The list could go on and on, but the question remains – will anything change?
The Bulldogs held a players-other meeting following the final whistle in Milwaukee with the hope that they could address the “slump” and overcome it.
The good news is that the 2011-2012 season is anything but over and the optimistic outlook could still yet unfold. The task, however, is now greater than ever before because unlike the last few years, this Butler team is not surprising anyone.
Last year was mostly terrible too.
Brad Stevens has uglied-up Butler basketball by ignoring offense. It’s gotten to the point where they are literally one of the worst offensive teams in the country.
You have more faith than I if you actually believe theyll permanently attach Stigall to the bench next year with so many better minutes at his position.
You’ve got to be kidding me trying to compare this Butler team to last year’s team. Last year there were actually players who could step up and make shots (Mack, Howard, Vanzant). And last year was certainly ugly at times (when we lost the 3 in a row) but the team picked it up and didn’t lose the rest of the season until the championship game. Butler’s 10th loss last year came in the championship. This year’s 10th loss came two months sooner. Can only hope that Rotnei Clarke and the incoming freshmen know how to shoot the ball.
I think we know that Clarke can come in and shoot well, and Dunham should at a minimum be a solid 3 point specialist. Add that to what I would expect to be improvement for the freshmen that have had huge roles all season, and Marshall finally wakes up; and I think we will be pretty solid next year.
I didn’t have high expectations for this year… I guess I’m a little numb to all of this. Its frustrating, but not so much…

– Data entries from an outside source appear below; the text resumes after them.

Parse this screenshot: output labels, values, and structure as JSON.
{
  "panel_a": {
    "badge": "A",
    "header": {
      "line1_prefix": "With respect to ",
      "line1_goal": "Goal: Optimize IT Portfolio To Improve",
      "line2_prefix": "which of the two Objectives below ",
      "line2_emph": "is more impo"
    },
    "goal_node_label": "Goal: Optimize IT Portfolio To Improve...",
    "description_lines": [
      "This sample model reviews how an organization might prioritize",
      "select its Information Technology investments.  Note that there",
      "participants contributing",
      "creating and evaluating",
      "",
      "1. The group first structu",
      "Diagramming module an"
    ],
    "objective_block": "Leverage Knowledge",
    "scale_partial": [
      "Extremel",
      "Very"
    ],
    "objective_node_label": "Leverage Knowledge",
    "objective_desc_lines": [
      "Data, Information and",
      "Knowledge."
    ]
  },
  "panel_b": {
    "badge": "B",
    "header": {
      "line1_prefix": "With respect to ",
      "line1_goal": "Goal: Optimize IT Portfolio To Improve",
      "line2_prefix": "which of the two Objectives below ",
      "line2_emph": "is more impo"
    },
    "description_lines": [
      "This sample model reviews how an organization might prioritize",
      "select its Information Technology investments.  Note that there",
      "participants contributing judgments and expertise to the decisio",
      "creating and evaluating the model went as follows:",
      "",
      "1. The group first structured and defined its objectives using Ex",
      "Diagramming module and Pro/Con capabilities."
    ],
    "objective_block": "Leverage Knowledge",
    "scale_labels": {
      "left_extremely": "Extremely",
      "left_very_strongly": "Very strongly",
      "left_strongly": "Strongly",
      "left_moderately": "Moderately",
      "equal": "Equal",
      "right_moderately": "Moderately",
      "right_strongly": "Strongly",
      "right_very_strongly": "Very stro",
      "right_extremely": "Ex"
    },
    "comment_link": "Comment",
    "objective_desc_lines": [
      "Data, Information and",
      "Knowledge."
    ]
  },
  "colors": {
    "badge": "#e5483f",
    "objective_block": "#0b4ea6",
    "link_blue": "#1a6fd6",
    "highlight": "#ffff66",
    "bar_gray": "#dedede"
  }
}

Well written…and frustration is justified. The biggest problem with this team (and Please understand that I love the Dawgs) has been apparent since November: this team simply does not have a single good shooter. Oh sure, there are the other things like Andrew’s passive play and the whole team’s inability to finish inside, but either a kid is a good shooter or he isn’t, and it ain’t gonna change in mid-season. I really think that Rotnei and Kellen will loosen things up inside next season, and it looks like CH-D has the potential to be a scoring point guard. Even so, the returning bigs really need to dedicate themselves to getting better over the summer. I wish them luck in doing just that.
And they continue to lose. I thought Stevens was a top coach in the country? It he was, he could guide these mediocre players through the Horizon League. Water has found its level.